Energie sparen beim Heizen

Heizen und Warmwasser sind die größten Energiefresser in privaten Haushalten. Etwa 90 % des Energieverbrauches sind darauf zurückzuführen (Quelle: https://bit.ly/3IO0Edr). Dementsprechend groß ist hier das Einsparungspotential durch richtiges Heizen, Lüften bzw. Dämmen:

Ein offenes Fenster um durch richtiges Lüften Energie zu sparen.
  • Stoßlüften anstatt Kippen, im besten Falle mehrmals täglich für ein paar Minuten Querlüften
  • Senkung der Temperatur um 1 Grad spart in etwa 6 % Energiekosten
  • Raum ist nicht gleich Raum. Passe – wenn möglich – die Temperatur den einzelnen Zimmern an. Im Schlafzimmer spricht man von 16 – 18 Grad Wohlfühltemperatur. Ist die Küche ein eigener Raum, kann auch hier die Temperatur gesenkt werden, da die Geräte viel Wärme abgeben.
  • Nachtabsenkung aktivieren sofern möglich; jedoch die Heizung nicht ganz abstellen, da das das Auskühlen der Wände vermeidet
  • Außenjalousien bzw. Rollläden nachts schließen, um die Abkühlung so gering wie möglich zu halten
  • regelmäßiges Entlüften der Heizung für eine optimale Funktion
  • Dämmen der Außenwände hinter den Radiatoren sorgt für einen geringeren Wärmeverlust an die Wände
  • Reinigen der Heizkörper auch im Inneren
  • Radiatoren nicht verbauen, mit Vorhängen abdecken und keine Möbel direkt daneben stellen

Weniger Warmwasser spart Energie

Das Erhitzen des Wassers auf eine angenehme Wohlfühltemperatur benötigt besonders viel Strom. Schon ein paar Grad kühler bzw. weniger Wasserverbrauch, hilft beim Energie sparen:

  • Duschen anstatt Baden? Im Durchschnitt benötigt man für ein Vollbad 150 l Wasser, eine 5-minütige Dusche mit einem herkömmlichen Duschkopf verbraucht in etwa 60 l Warmwasser.
  • Bei der Nutzung eines wassersparenden Duschkopfes wird dem Wasserstrahl verstärkt Luft zugeführt. Bei gleichbleibendem Komfort wird damit die Durchflussmenge von ungefähr 12 l auf 6 bis 7 l pro Minute reduziert (Quelle: https://bit.ly/36IAdsC).
  • Um Wasser zu sparen kann auch während des Duschens das Wasser beim Einseifen bzw. Haareshampoonieren abgedreht werden,
  • bei längeren Händewasch-Prozeduren kann dies möglicherweise auch angewandt werden.

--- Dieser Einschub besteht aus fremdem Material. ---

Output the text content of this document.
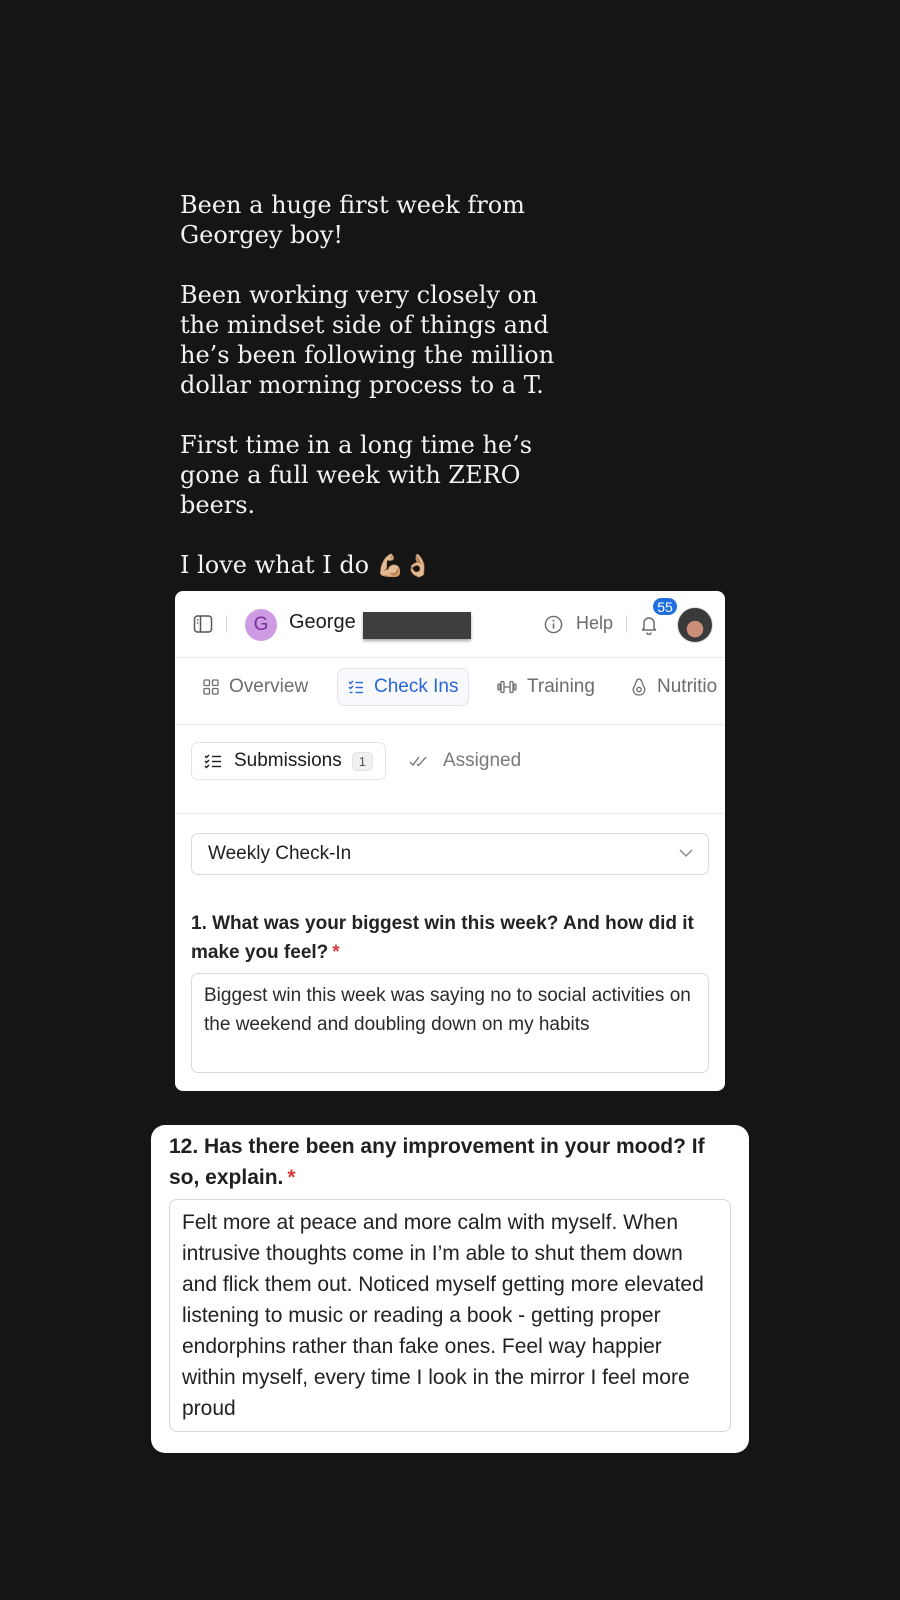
Been a huge first week from Georgey boy!

Been working very closely on the mindset side of things and he’s been following the million dollar morning process to a T.

First time in a long time he’s gone a full week with ZERO beers.

I love what I do 💪🏼👌🏼

G	George	Help
55
Overview	Check Ins	Training	Nutritio
Submissions	1	Assigned
Weekly Check-In
1. What was your biggest win this week? And how did it make you feel? *
Biggest win this week was saying no to social activities on the weekend and doubling down on my habits
12. Has there been any improvement in your mood? If so, explain. *
Felt more at peace and more calm with myself. When intrusive thoughts come in I’m able to shut them down and flick them out. Noticed myself getting more elevated listening to music or reading a book - getting proper endorphins rather than fake ones. Feel way happier within myself, every time I look in the mirror I feel more proud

Wäsche waschen und trocknen – Tipps zum Energie sparen

In den vergangenen Jahrzehnten hat sich das Waschen von Kleidung & Co. mit hohen Temperaturen eingebürgert. Verbesserte Geräte sowie effizientere Waschmittel machen das heutzutage nicht mehr nötig:

Im Bild sind viele bunte Wäscheklammern zu sehen, die bunte Socken halten.
  • Temperatur reduzieren bzw. Eco-Programm nutzen. Um die Geräte selbst hygienisch sauber zu halten, ist allerdings hin und wieder die Nutzung von Programmen mit höheren Temperaturen sinnvoll.
  • hartnäckige Flecken, die vermeintlich höhere Temperaturen beim Waschen nötig machen, im Vorfeld behandeln
  • vollständiges Befüllen der Waschmaschine
  • ein Wäscheständer anstatt des -trockners sorgt nicht nur für einen geringeren Energieverbrauch, es fördert durch die Befeuchtung auch das Raumklima
  • ist die Nutzung des Wäschetrockners unbedingt gewünscht, die Wäsche im Vorhinein so gut wie möglich trockenschleudern
  • Auch das Bügeleisen benötigt Strom. Deswegen nur jene Kleidungsstücke bügeln, bei denen es nötig ist.
  • Gilt nicht nur für Waschmaschine und Wäschetrockner: Beim Kauf eines neuen Gerätes auf die Energieklasse achten. Die Skala reicht von A bis G. A kennzeichnet besonders energiesparende Maschinen, G klassifiziert weniger effiziente Geräte.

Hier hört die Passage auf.